How shaming, to scream like that at Squeaky. Stupid and immature of her, too, but she couldn’t help herself. Brendan threw her a glance. Was that dread in his eyes? The heater was buzzing – he had changed it to the highest setting – and the car’s interior was stuffy. Sweat slicked his brow.

“Are you…okay?” His voice never used to falter like this.

“Fine,” she said. “Yeah, I’m fine.”

They drove on in silence for another twenty minutes, until they reached the hospice on the outskirts of the next town. While Brendan waited to reverse into a vacant space, Adele jumped out to buy a parking ticket. She took another look at Squeaky through the window of the car. Snub-nosed and straw-haired, with a red top and baggy blue jeans. A figure that might have walked out of a bad dream. Squeaky ought to find it impossible to scare a grown woman. But a tremor ran down Adele’s spine as she shoved coins into the slot of the machine.

When she returned to stick the ticket on to the windscreen, Brendan had Squeaky over his shoulder, and the big canvas holdall in his hand. He pecked Adele on the cheek.

“See you later…Have a good shop.”

Why couldn’t he meet her eye? She strove for brightness. “Good luck. Hope the kids have a wonderful time.”

As she walked towards the main road, Squeaky’s piercing gaze seemed to track her movements. She felt naked, despite being wrapped up against the cold in a warm woollen coat and scarf. Squaring her shoulders, she looked straight ahead, determined not to spare Squeaky another glance.
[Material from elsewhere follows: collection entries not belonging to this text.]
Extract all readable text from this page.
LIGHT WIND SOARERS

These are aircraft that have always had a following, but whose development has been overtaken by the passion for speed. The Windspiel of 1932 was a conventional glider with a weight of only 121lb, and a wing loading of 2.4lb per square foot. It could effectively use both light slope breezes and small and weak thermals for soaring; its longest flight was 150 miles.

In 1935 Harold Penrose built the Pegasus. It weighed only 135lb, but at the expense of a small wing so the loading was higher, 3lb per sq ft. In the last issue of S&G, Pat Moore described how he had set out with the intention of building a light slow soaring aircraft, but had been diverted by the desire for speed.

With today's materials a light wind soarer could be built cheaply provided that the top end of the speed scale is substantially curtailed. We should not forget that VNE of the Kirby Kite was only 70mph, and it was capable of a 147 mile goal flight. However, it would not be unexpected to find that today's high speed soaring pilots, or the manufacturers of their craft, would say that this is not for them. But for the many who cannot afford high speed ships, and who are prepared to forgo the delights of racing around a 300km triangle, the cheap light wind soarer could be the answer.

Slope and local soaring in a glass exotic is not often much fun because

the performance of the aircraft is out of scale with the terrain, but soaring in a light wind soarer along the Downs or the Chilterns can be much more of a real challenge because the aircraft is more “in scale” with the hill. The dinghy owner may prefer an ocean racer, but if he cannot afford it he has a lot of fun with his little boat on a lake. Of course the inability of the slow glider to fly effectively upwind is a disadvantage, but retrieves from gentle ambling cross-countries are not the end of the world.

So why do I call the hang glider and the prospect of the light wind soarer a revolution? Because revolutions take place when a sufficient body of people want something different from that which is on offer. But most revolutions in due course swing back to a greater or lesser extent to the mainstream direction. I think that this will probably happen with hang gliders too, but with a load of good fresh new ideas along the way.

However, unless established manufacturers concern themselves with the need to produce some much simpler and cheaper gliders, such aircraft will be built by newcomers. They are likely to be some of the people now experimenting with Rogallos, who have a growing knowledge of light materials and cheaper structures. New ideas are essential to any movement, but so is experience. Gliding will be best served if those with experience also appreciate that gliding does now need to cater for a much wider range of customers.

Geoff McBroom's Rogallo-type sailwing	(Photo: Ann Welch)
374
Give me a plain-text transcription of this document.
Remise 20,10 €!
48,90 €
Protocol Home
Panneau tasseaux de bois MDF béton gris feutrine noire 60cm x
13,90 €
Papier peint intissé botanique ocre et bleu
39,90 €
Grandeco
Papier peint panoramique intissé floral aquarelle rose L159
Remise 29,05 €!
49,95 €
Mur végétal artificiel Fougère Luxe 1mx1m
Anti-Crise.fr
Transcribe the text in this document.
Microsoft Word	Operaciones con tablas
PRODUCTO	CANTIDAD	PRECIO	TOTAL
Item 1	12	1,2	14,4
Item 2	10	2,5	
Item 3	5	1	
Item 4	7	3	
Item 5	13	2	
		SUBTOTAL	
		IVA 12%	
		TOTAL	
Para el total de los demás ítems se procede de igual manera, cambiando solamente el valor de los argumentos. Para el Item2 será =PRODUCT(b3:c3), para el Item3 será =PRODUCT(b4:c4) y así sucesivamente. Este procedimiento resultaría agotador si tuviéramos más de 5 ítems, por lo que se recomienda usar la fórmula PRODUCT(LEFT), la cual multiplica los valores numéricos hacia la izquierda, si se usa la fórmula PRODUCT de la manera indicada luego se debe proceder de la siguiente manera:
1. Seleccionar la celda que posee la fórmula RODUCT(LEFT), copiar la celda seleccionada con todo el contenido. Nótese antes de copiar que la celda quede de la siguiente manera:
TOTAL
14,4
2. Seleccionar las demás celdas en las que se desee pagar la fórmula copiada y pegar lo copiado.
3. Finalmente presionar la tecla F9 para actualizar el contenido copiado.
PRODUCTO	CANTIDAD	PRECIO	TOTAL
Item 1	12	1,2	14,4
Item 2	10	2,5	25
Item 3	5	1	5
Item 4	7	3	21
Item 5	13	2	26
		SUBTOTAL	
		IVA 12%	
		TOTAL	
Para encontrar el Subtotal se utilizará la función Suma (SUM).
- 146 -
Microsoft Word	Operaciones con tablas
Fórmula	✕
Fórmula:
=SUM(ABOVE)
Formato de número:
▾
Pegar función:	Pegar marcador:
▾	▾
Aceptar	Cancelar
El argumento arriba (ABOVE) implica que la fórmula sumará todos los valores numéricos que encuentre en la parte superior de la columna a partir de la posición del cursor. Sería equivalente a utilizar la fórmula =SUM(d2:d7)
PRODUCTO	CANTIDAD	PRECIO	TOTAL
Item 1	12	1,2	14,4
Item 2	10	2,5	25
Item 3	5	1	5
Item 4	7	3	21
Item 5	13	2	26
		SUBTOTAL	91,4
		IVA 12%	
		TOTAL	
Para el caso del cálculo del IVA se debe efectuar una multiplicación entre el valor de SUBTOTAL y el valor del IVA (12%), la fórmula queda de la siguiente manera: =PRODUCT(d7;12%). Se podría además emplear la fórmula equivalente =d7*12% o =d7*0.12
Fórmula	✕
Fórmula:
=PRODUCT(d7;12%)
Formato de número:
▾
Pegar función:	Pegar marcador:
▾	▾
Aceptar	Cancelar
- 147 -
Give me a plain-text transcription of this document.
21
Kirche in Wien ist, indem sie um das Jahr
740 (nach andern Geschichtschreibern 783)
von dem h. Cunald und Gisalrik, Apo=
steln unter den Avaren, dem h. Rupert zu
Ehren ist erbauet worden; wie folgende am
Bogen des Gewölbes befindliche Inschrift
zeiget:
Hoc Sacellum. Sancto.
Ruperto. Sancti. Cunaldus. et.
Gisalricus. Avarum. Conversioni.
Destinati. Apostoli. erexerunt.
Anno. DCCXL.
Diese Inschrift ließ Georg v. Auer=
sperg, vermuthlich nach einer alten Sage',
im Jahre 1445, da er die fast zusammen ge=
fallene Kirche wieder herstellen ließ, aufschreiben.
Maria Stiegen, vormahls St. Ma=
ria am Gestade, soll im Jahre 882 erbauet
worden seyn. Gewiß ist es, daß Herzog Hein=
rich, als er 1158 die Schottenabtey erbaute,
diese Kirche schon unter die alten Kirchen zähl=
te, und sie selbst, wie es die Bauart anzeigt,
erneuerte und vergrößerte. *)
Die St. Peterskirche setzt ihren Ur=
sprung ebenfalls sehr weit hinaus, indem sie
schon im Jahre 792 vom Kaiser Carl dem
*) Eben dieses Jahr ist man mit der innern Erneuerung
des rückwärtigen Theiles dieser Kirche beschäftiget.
Though she itched to put her hands round that scrawny neck.

Drifting through the crowds in the shopping mall, she found it impossible to push thoughts of Squeaky out of her mind. Sometimes she thought there were three people in their marriage, not two. Whenever she tried to talk about her anxieties to Brendan, he was kind but intransigent. Squeaky had changed his life for the better, he said. Surely Adele understood? He’d found his true vocation. It wasn’t as if his wife had any cause to worry.

After all, Squeaky was only a doll.

When Adele first met Brendan, at a party thrown by a casual acquaintance neither of them knew well or much liked, he told her he was a magician. After their first night in bed together, he confessed that his magic amounted to little more than a few conjuring tricks. He didn’t even run to a glamorous assistant, he said with a mock-sheepish grin. For years, he’d worked as a quantity surveyor, but after the death of his wife he’d wanted to change his life completely. Adele knew how he felt.